Dos gobiernos y dos parlamentos desgobiernan Libia. Uno en Trípoli, donde se encuentran los islamistas con al Hasi al frente, y otro en Tobruk, donde se reúne el gobierno prooccidental que ganó las últimas elecciones y que tiene en al Thini a su primer ministro. Esta es la confusa situación política que vive el país en la actualidad. Al fin y al cabo, “los intereses se encuentran en el ámbito económico”, recuerdan las periodistas Beatriz Mesa (El Periódico de Catalunya y Cadena COPE) y Carla Fibla (Cadena Ser).

La revolución del 17 de febrero, que se produjo tras las muertes provocadas por la policía dos días antes en una manifestación por la detención del reconocido abogado Fathi Terbil, ha degenerado en el caos. Múltiples actores confluyen para perseguir y proteger sus propios fines -uno de ellos, el control de los puertos petroleros- tras la muerte de Muamar el Gadafi. “La sociedad es moderada [ideológicamente], pero hay una cultura islamista que se pretende aprovechar de los sentimientos religiosos para objetivos políticos, porque se debe diferenciar el islam como religión y el islamismo político”, afirma el Embajador de Libia en España, Mohamed Alfaqeeh Saleh.

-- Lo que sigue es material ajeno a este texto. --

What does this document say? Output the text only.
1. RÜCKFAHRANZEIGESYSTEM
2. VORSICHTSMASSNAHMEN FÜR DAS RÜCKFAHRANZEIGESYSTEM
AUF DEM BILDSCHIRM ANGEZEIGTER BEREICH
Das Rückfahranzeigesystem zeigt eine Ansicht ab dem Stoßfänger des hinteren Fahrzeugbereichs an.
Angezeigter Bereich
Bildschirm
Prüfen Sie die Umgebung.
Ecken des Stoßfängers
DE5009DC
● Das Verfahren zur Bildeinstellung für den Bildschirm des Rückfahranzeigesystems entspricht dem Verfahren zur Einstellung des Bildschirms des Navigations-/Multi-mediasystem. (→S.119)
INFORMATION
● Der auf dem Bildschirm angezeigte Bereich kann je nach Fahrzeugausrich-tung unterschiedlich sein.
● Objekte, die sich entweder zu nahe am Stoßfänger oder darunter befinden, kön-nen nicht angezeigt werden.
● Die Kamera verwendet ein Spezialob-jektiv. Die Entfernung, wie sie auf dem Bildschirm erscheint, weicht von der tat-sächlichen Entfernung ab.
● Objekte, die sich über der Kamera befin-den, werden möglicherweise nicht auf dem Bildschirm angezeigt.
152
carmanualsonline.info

Desde que el dictador fuera asesinado el 20 de octubre de 2011, la inestabilidad se ha acrecentado hasta llegar a una situación actual insostenible. Ese instante, esos dos disparos, en el estómago y en la sien, que acabaron con la vida de Gadafi dio paso a la actuación del Consejo Nacional de Transición (CNT), que ya venía trabajando desde el 26 de febrero, como destaca el profesor Ignacio Gutiérrez de Terán. Aunque la Comunidad Internacional salió “demasiado pronto”, según Alfaqeeh Saleh, el CNT diseño una hoja de ruta para llevar la democracia a Libia. Pese a ello, comenzaron a surgir nuevos protagonistas -o viejos con ideas renovadoras- para alcanzar el poder.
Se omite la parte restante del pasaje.